The graphs below shows a dramatic difference in the x and y waves between the controlled and gyroscopically stabilized conditions. Note that the z waves are both small extremely small because the testing procedure only tested the building in two directions, x and y. The x, y, z spectrum shows the frequency of each direction. This diagram can be interpreted to show how the shaking affected the building's resistance to movement.

Based on the graphs, the x and z frequencies increase 1–2 times and the y frequency decreases 1–2 times. Ideally the jointed structure should have dampened the x-coordinate shifts, but this result may be due to inconsistent testing.
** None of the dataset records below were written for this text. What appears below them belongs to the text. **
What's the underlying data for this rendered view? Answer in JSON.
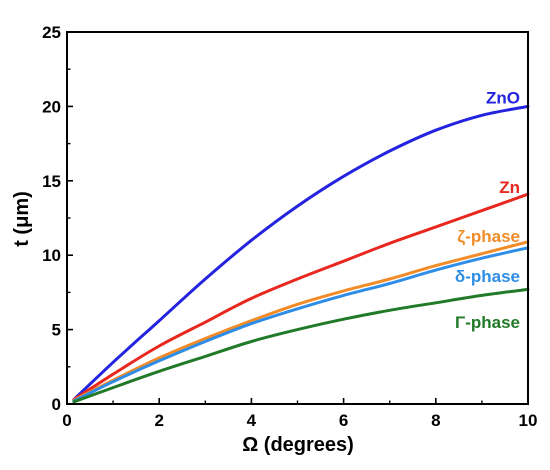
{
  "chart_data": {
    "type": "line",
    "title": "",
    "xlabel": "Ω (degrees)",
    "ylabel": "t (μm)",
    "xlim": [
      0,
      10
    ],
    "ylim": [
      0,
      25
    ],
    "xticks": [
      0,
      2,
      4,
      6,
      8,
      10
    ],
    "yticks": [
      0,
      5,
      10,
      15,
      20,
      25
    ],
    "grid": false,
    "legend": "inline labels at right end of each curve",
    "x": [
      0.15,
      1,
      2,
      3,
      4,
      5,
      6,
      7,
      8,
      9,
      10
    ],
    "series": [
      {
        "name": "ZnO",
        "color": "#2323e0",
        "values": [
          0.3,
          2.8,
          5.6,
          8.4,
          11.0,
          13.3,
          15.3,
          17.0,
          18.4,
          19.4,
          20.0
        ]
      },
      {
        "name": "Zn",
        "color": "#e8281e",
        "values": [
          0.3,
          2.0,
          3.9,
          5.5,
          7.1,
          8.4,
          9.6,
          10.8,
          11.9,
          13.0,
          14.1
        ]
      },
      {
        "name": "ζ-phase",
        "color": "#f28c28",
        "values": [
          0.25,
          1.6,
          3.1,
          4.4,
          5.6,
          6.7,
          7.6,
          8.4,
          9.3,
          10.1,
          10.9
        ]
      },
      {
        "name": "δ-phase",
        "color": "#2e8de6",
        "values": [
          0.2,
          1.5,
          2.9,
          4.2,
          5.4,
          6.4,
          7.3,
          8.1,
          9.0,
          9.8,
          10.5
        ]
      },
      {
        "name": "Γ-phase",
        "color": "#217a27",
        "values": [
          0.15,
          1.1,
          2.2,
          3.2,
          4.2,
          5.0,
          5.7,
          6.3,
          6.8,
          7.3,
          7.7
        ]
      }
    ],
    "label_y": [
      20.6,
      14.6,
      11.3,
      8.6,
      5.5
    ]
  }
}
However, the amplitude of the jointed building was greatly reduced compared to the controlled experiment, which shows how the implementation of joints mitigated the shaking effect. By reducing the amplitude, the observed magnitude of the earthquake decreases. Thus, a jointed structure may be implemented into buildings to become more resilient to an earthquake's devastating effects.

The seismograph above depicts the x, y, and z wave output for the controlled experiment. The x and y waves have extremely large amplitudes and small periods. The z waves are extremely small. The spectrum shows the x frequency as 4.00 Hz, y frequency as 4.00 Hz, and the z frequency as 13.30 Hz.

The seismograph above depicts the x, y, and z wave output for the movable joint experiment. The x and y waves have medium-sized amplitudes and spaced-out periods. The z waves are extremely small. The spectrum shows the x frequency as 7.40 Hz, y frequency as 2.70 Hz, and the z frequency as 21.40 Hz.

Future Work

For future studies, we plan to implement a code that enables the building to stabilize itself. By developing a program in which the wavelength and frequency could be controlled with self-adjusting joints, our ultimate goal is to prevent natural frequency of the building from aligning with ground motion and effectively prevent structural damage. In addition, we plan to construct a consistent testing shaking table apparatus instead of moving the bottom board ourselves. In addition, we plan to include both x and y directional joints to accommodate for all lateral movements. In order to accomplish this, more pan-and-tilt kits and motors are required, in particular, four of each per floor to handle multi-directional shifts.

Acknowledgments

We thank the THINK team for planning our trip to MIT and providing an opportunity to meet MIT faculty member Dr. Prieto, who provided invaluable insight to our project. In addition, we thank Somak Das and Youyang Gu for their inputs and guidance along the way. Finally, we thank our sponsors Chevron, Schlumberger, and Thomson Reuters.